Meaning---A heroic personage or a powerful spirit or god is met at the outer boundaries of the settlement and escorted to the center of the settlement. This will bless the town, most especially those who participate in the parade, whether they march in it or cheer it on.

Variations

  1. Villainous persons and dangerous spirits will be escorted out of the settlement, following the same path only in reverse.
  2. If the occasion is especially important there may be efforts to pass every possible street and home during the parade, and thus involve everybody in the occasion.
Circular Dance

The circular dance is performed prior to a hunt or battle or some other important and dangerous undertaking. The shape of the circular dance echoes the shape of the world and the horizon. It brings the entire community together. It joins those who will participate in a dangerous undertaking in a sort of club, or phratry, and also incorporates that group within the structure of the greater community.

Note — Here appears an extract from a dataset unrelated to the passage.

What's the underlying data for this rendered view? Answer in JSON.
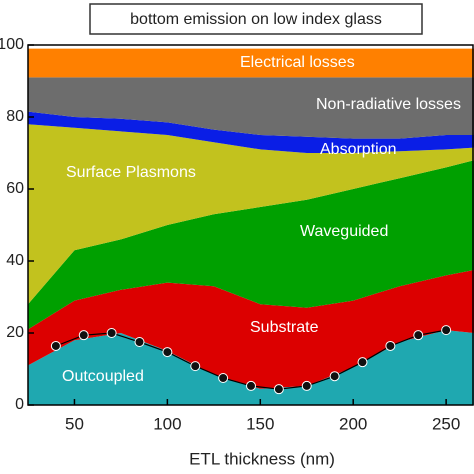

Summary---Before an important hunt, the adult men of a tribe dance in a circle.

Description---The ceremony takes place the night before a major hunt. The hunters paint themselves with colorful dyes and stains. They may take intoxicants, fast, or prepare otherwise. In a circle, they dance to the drums and voices of the tribe. The ritual continues for several hours of constantly increasing intensity, until the men have reached a state of Divine Ecstasy. When the ceremony reaches its peak the men embark on the hunt.

Meaning---The paint embodies and symbolizes the otherworldly power, the supernatural ability, the magic or medicine, of the painted hunter. The trance-state improves morale as well as imbuing the dancers with magical powers. The dance is done at night for two reasons: At night the ancestral spirits may be summoned, and their powers may be given to the warriors; successful hunters start early, before light, so they may surprise their prey.

Variations

  1. The War Dance: The circular dance is also performed before war. Everything is as it is in the hunting ceremony, but the painted patterns of color are more intense, the dancing likewise, and the need for morale and magical powers correspondingly greater.